Glacis? C'est un mot de diplomatie qui désigne ces lieux géographiques qui forment une limite entre deux lieux (des quartiers, en l'occurrence) où vivent des population distinctes qui se tournent le dos. En l'espèce, l'auteure utilise précisément ce mot pour désigner une rue de la ville au nom fictif d'El-Djond, qui fait office de paroi de verre, théoriquement inexistante, entre les lieux où vivent les colons et ceux où habitent les indigènes, dans les dernières années de l'Algérie française. Et si le rapprochement est encouragé de manière officielle, la réalité relève davantage d'un communautarisme de mauvais aloi, où chaque groupe de population installé en Algérie dans les années 1950 se regarde en chiens de faïence.

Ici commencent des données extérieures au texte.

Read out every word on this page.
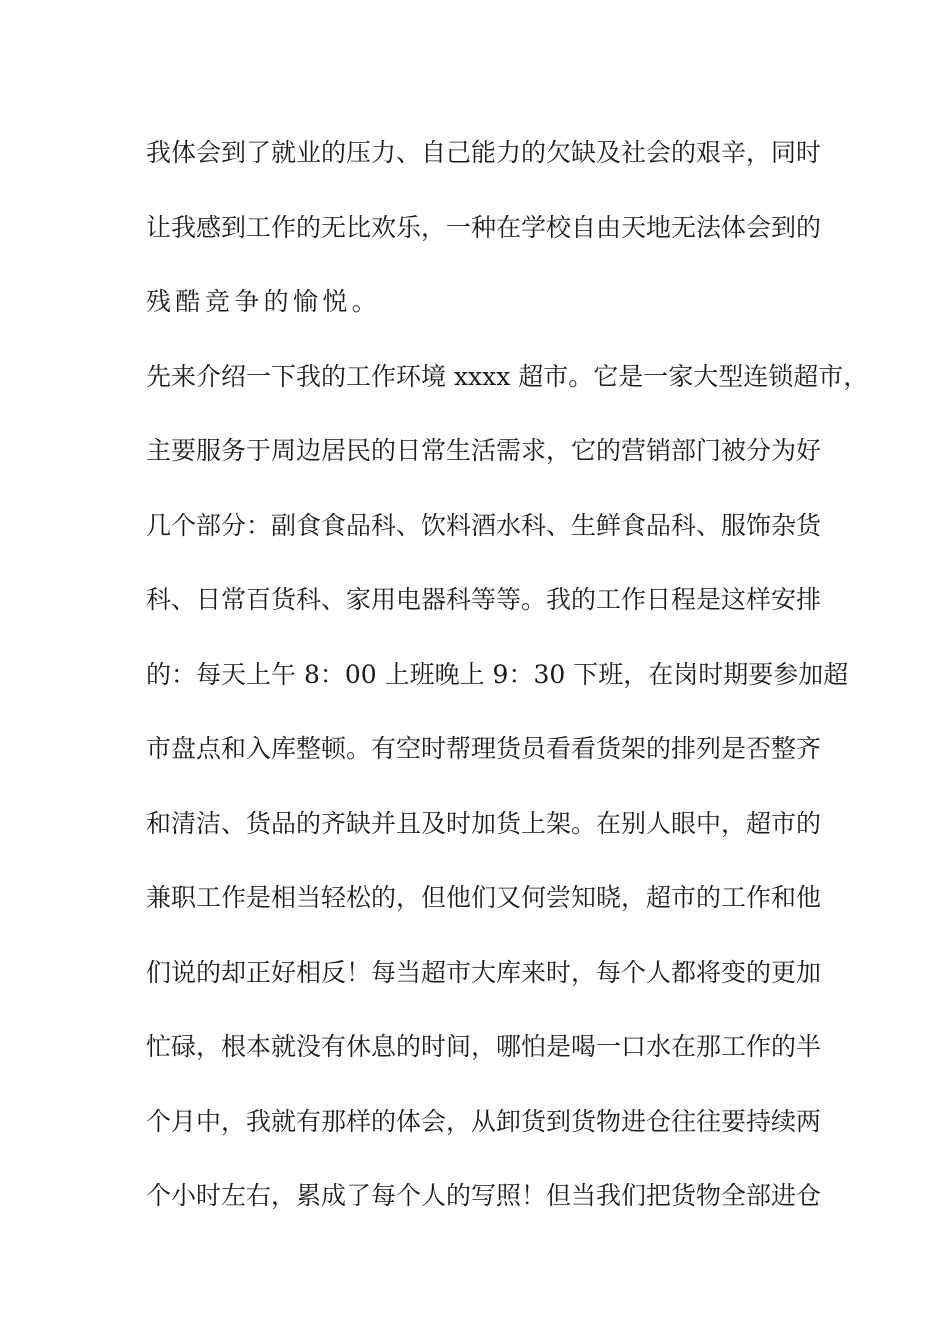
我体会到了就业的压力、自己能力的欠缺及社会的艰辛，同时
让我感到工作的无比欢乐，一种在学校自由天地无法体会到的
残酷竞争的愉悦。
先来介绍一下我的工作环境 xxxx 超市。它是一家大型连锁超市，
主要服务于周边居民的日常生活需求，它的营销部门被分为好
几个部分：副食食品科、饮料酒水科、生鲜食品科、服饰杂货
科、日常百货科、家用电器科等等。我的工作日程是这样安排
的：每天上午 8：00 上班晚上 9：30 下班，在岗时期要参加超
市盘点和入库整顿。有空时帮理货员看看货架的排列是否整齐
和清洁、货品的齐缺并且及时加货上架。在别人眼中，超市的
兼职工作是相当轻松的，但他们又何尝知晓，超市的工作和他
们说的却正好相反！每当超市大库来时，每个人都将变的更加
忙碌，根本就没有休息的时间，哪怕是喝一口水在那工作的半
个月中，我就有那样的体会，从卸货到货物进仓往往要持续两
个小时左右，累成了每个人的写照！但当我们把货物全部进仓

Décalage entre ce que l'on encourage par le verbe et la situation réelle: dès le départ, l'écrivaine joue là-dessus pour développer une narration du non-dit. Le point de vue le plus évident est bien sûr l'utilisation du mot "événements" pour parler de ce qui est une "guerre". Laure Delessert atterrit dans ce monde de non-dits, dont l'auteure souligne la pesanteur, et s'exprime avec un grand naturel, posant des questions, fréquentant qui lui plaît. Ce personnage fait bien sûr sur figure de "Reiner Tor", de "chaste fol" à la Parsifal, capable, par une féconde maladresse, de poser des questions sur ce qui se passe. Et interroger un univers où, même si l'on vient de Paris, il vaut mieux ne pas se montrer trop curieux.

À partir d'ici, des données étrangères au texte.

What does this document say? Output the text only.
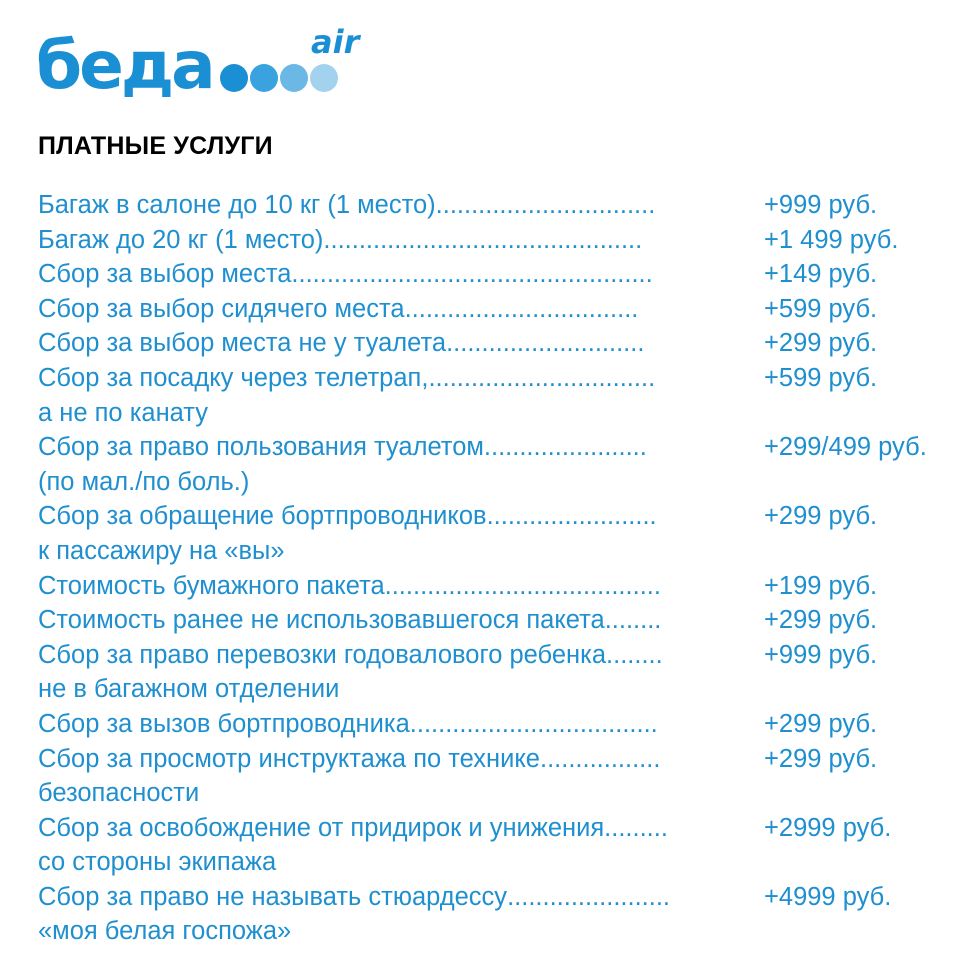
беда	air
ПЛАТНЫЕ УСЛУГИ
Багаж в салоне до 10 кг (1 место) ...............................	+999 руб.
Багаж до 20 кг (1 место) .............................................	+1 499 руб.
Сбор за выбор места ...................................................	+149 руб.
Сбор за выбор сидячего места .................................	+599 руб.
Сбор за выбор места не у туалета ............................	+299 руб.
Сбор за посадку через телетрап, ................................	+599 руб.
а не по канату
Сбор за право пользования туалетом .......................	+299/499 руб.
(по мал./по боль.)
Сбор за обращение бортпроводников ........................	+299 руб.
к пассажиру на «вы»
Стоимость бумажного пакета .......................................	+199 руб.
Стоимость ранее не использовавшегося пакета ........	+299 руб.
Сбор за право перевозки годовалового ребенка ........	+999 руб.
не в багажном отделении
Сбор за вызов бортпроводника ...................................	+299 руб.
Сбор за просмотр инструктажа по технике .................	+299 руб.
безопасности
Сбор за освобождение от придирок и унижения .........	+2999 руб.
со стороны экипажа
Сбор за право не называть стюардессу .......................	+4999 руб.
«моя белая госпожа»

Laure Delessert, donc. Le glacis, n'est-ce pas elle-même? L'espace géographique fait dès lors écho à ce personnage, qui vit en se fondant sur ce qu'elle a pu connaître au boulevard Saint-Germain à Paris et, d'une manière innocente et funeste, va la culpabiliser. Cela vient peu à peu: insouciante, sans penser à mal, Laure va s'attacher successivement à Felipe, David et Bachir. Des attachements à un espagnol, un juif et un musulman qui vont lui être reprochés à terme. Faute d'avoir su choisir son camp, Laure se retrouve ainsi isolée dans "Le Glacis". Elle deviendra un personnage auprès duquel personne ne veut s'arrêter - de même qu'un glacis, lieu à la fois de passages et de limites, n'est pas forcément un emplacement désirable pour y vivre longtemps.

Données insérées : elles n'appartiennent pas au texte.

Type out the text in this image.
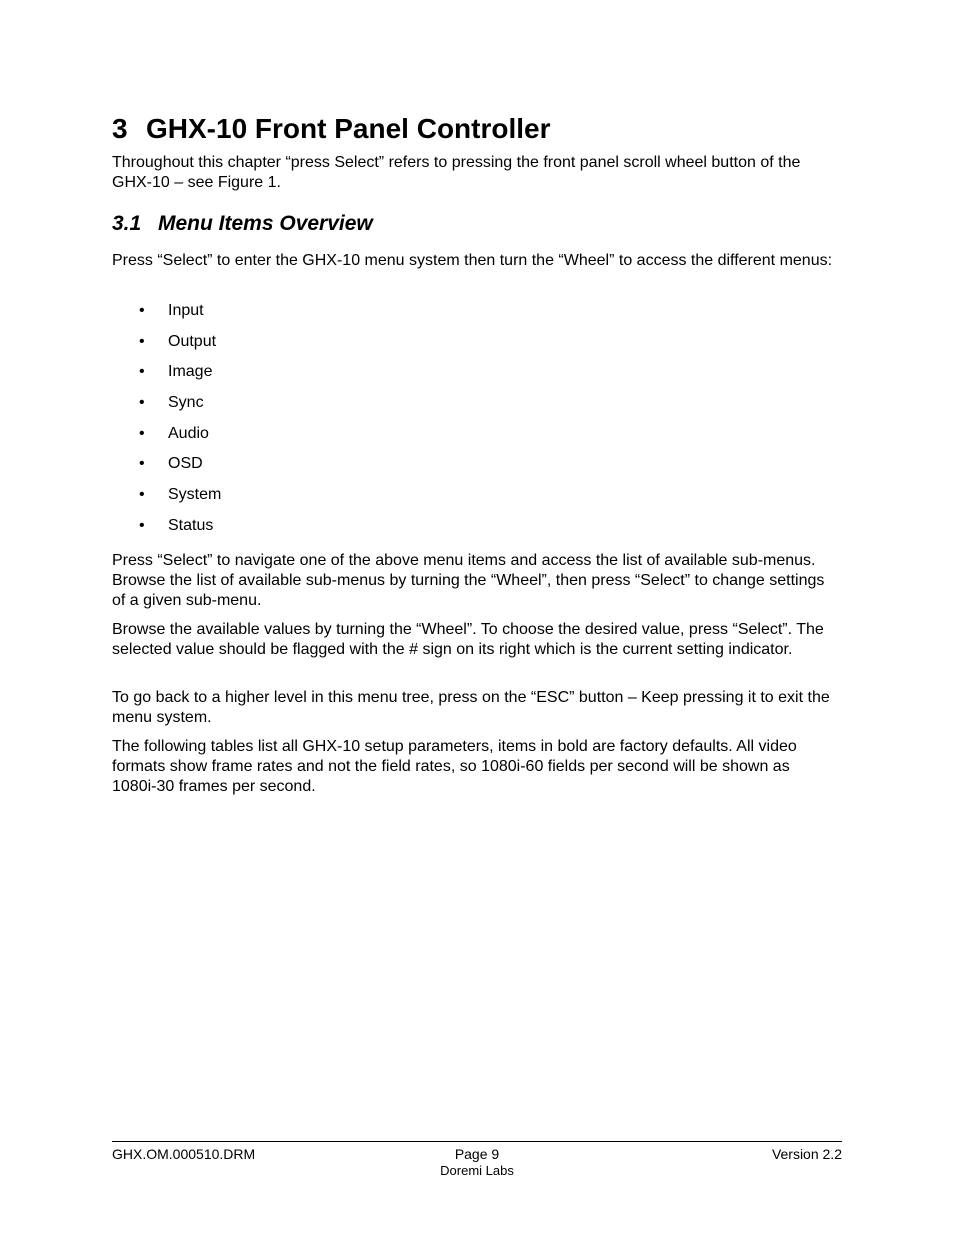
3 GHX-10 Front Panel Controller

Throughout this chapter “press Select” refers to pressing the front panel scroll wheel button of the GHX-10 – see Figure 1.

3.1 Menu Items Overview

Press “Select” to enter the GHX-10 menu system then turn the “Wheel” to access the different menus:

• Input
• Output
• Image
• Sync
• Audio
• OSD
• System
• Status

Press “Select” to navigate one of the above menu items and access the list of available sub-menus. Browse the list of available sub-menus by turning the “Wheel”, then press “Select” to change settings of a given sub-menu.

Browse the available values by turning the “Wheel”. To choose the desired value, press “Select”. The selected value should be flagged with the # sign on its right which is the current setting indicator.

To go back to a higher level in this menu tree, press on the “ESC” button – Keep pressing it to exit the menu system.

The following tables list all GHX-10 setup parameters, items in bold are factory defaults. All video formats show frame rates and not the field rates, so 1080i-60 fields per second will be shown as 1080i-30 frames per second.

GHX.OM.000510.DRM	Page 9	Version 2.2
Doremi Labs
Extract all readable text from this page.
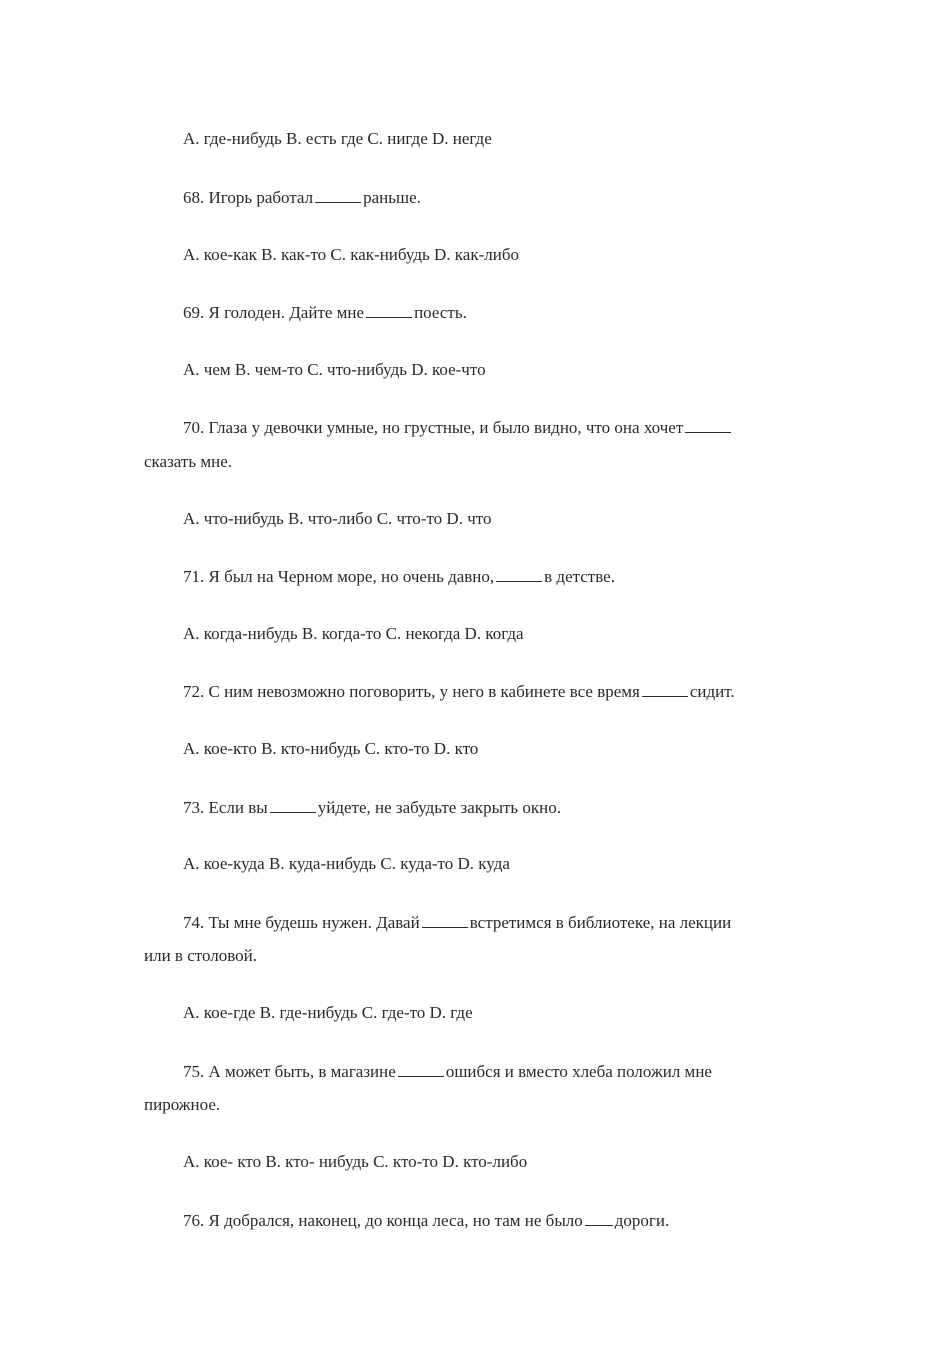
A. где-нибудь B. есть где C. нигде D. негде
68. Игорь работал	раньше.
A. кое-как B. как-то C. как-нибудь D. как-либо
69. Я голоден. Дайте мне	поесть.
A. чем B. чем-то C. что-нибудь D. кое-что
70. Глаза у девочки умные, но грустные, и было видно, что она хочет
сказать мне.
A. что-нибудь B. что-либо C. что-то D. что
71. Я был на Черном море, но очень давно,	в детстве.
A. когда-нибудь B. когда-то C. некогда D. когда
72. С ним невозможно поговорить, у него в кабинете все время	сидит.
A. кое-кто B. кто-нибудь C. кто-то D. кто
73. Если вы	уйдете, не забудьте закрыть окно.
A. кое-куда B. куда-нибудь C. куда-то D. куда
74. Ты мне будешь нужен. Давай	встретимся в библиотеке, на лекции
или в столовой.
A. кое-где B. где-нибудь C. где-то D. где
75. А может быть, в магазине	ошибся и вместо хлеба положил мне
пирожное.
A. кое- кто B. кто- нибудь C. кто-то D. кто-либо
76. Я добрался, наконец, до конца леса, но там не было дороги.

Le lecteur sera attentif, bien sûr, au tout premier chapitre, qui fait figure de prologue: le lecteur se demande ce qu'il se passe, et peut imaginer que quelques religieux se montrent violents à l'encontre d'un chrétien. Est-ce bien cela? Qui est qui, qui doit dire "A bas la France"? L'auteure ne dit rien de tout cela, et se contente de relater. Ainsi se dessine, de manière froide, sans juger, un rejet réciproque entre deux populations qui devraient pourtant se rapprocher - en tout cas selon ce que souhaite une métropole bien lointaine. 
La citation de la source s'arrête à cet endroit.